Major Quinn spoke up. “I’ve lined up an MC-130 out of Germany to meet you in Israel.”
An MC-130 was a specially modified C-130 transport plane, designed to be able to fly in all types of weather and at low level, below radar. Turcotte tapped the map. “We’ll go in low on the C-130 and parachute at less than two hundred feet with multiple drogue chutes rigged for underwater.”
Graves frowned. “Scuba? Why not use what we’re trained on?” He pointed to the wall where black suits were lined up, like an army of drones. “TASC-suits?” Turcotte asked. “What’s that?” Yakov asked. “Stands for Tactical Articulated Space Combat suit,” Graves explained. “Each suit is self-contained.” He looked at Turcotte. “If you’re going with us, you’ll have to run through the mentor program to learn how to operate the suit, which takes about two hours. And then you’re going to have to learn to actually use them in action, which isn’t exactly—”
Turcotte cut him off. “But they give us an advantage, correct?”
“Yes, sir. A lot of advantages. You’ll be completely armored, stronger, and the weapons are extremely accurate when using the suits aiming system. You have a built in rebreather so we can infiltrate directly into the water.”
“And I can learn to use it in a basic mode quickly, right?”
“Yes, sir.”
“Great.”
Graves turned back to the map. “Once we go into this underground river, do we have any idea where we’re going?”
Turcotte pointed at a surface photo of the Great Sphinx. “As near as we can tell, our objective is directly below that.”
“Does the river run to it?” Graves asked.

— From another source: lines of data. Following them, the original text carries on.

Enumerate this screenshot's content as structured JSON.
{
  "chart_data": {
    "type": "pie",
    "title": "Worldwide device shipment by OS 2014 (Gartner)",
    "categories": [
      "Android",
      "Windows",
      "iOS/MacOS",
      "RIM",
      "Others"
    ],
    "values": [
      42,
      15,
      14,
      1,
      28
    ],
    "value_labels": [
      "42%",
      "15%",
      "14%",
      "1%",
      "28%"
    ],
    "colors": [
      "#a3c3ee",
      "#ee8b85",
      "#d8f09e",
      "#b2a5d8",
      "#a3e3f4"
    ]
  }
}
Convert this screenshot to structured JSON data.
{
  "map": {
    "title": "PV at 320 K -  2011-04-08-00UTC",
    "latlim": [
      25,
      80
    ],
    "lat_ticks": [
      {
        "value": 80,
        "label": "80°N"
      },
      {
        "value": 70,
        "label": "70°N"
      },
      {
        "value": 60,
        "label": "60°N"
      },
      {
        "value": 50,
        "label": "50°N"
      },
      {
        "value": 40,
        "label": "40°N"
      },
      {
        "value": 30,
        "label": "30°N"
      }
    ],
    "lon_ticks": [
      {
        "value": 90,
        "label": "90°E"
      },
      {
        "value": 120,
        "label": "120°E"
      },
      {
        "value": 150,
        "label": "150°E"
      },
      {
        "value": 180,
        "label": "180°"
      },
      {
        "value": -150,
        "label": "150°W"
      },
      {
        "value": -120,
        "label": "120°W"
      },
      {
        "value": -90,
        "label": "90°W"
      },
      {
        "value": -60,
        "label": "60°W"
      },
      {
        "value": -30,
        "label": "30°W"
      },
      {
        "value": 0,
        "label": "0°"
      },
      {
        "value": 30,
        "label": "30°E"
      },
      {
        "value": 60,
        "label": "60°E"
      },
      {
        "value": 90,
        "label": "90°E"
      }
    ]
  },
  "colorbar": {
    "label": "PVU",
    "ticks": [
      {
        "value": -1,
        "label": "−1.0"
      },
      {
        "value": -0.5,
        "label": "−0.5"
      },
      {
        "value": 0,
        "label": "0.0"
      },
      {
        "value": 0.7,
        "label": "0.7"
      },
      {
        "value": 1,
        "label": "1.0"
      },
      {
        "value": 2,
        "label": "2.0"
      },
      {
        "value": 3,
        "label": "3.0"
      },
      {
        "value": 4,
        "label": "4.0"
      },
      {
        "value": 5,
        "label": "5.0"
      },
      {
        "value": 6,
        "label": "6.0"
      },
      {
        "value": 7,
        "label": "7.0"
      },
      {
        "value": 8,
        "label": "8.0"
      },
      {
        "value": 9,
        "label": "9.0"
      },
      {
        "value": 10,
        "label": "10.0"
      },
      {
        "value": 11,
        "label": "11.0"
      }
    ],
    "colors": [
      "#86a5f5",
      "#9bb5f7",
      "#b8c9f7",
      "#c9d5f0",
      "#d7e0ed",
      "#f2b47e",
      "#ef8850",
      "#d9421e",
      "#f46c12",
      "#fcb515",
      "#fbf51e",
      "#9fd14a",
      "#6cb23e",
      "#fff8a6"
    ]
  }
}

“Not directly,” Turcotte admitted, remembering Burton’s account. “We’re hoping we get some more information before we go wheels up. We do have directions once we go up the shaft that Burton came down. That shaft intersects with the river.” Turcotte ran through the account Burton mapped from the Hall of Records chamber to the one he was trapped in. “If his pace count is one hundred and sixteen steps per hundred meters, we can use that to approximate the location of these doors.”
“And the ring which helps find these doors and open them?” Graves asked. Turcotte reached into his pocket and pulled out the Watcher key.
“And exfiltration?” Graves asked.
Turcotte had been expecting that. It was something every special-ops man asked when given an assignment, and something that was rarely given in the mission briefing as higher commands always were much more concerned about getting the men in than getting them out.
“Helicopters from the peacekeeping force,” Turcotte said. “They can come in from South Camp and retrieve us. But we have to be in the river, ready to be picked up an hour before dawn. If we’re later than that, forget about getting out by chopper, and it’s a long walk.”
“Roger that,” Graves said.
“And Easter Island?” Yakov asked. “Qian-Ling? What is going on there?”
“Let’s go down to the conference room for that,” Turcotte suggested. He slapped Graves on the shoulder. “Keep planning and get my suit ready to be rigged.” He pulled one of the large-scale images of the Giza Plateau off the board.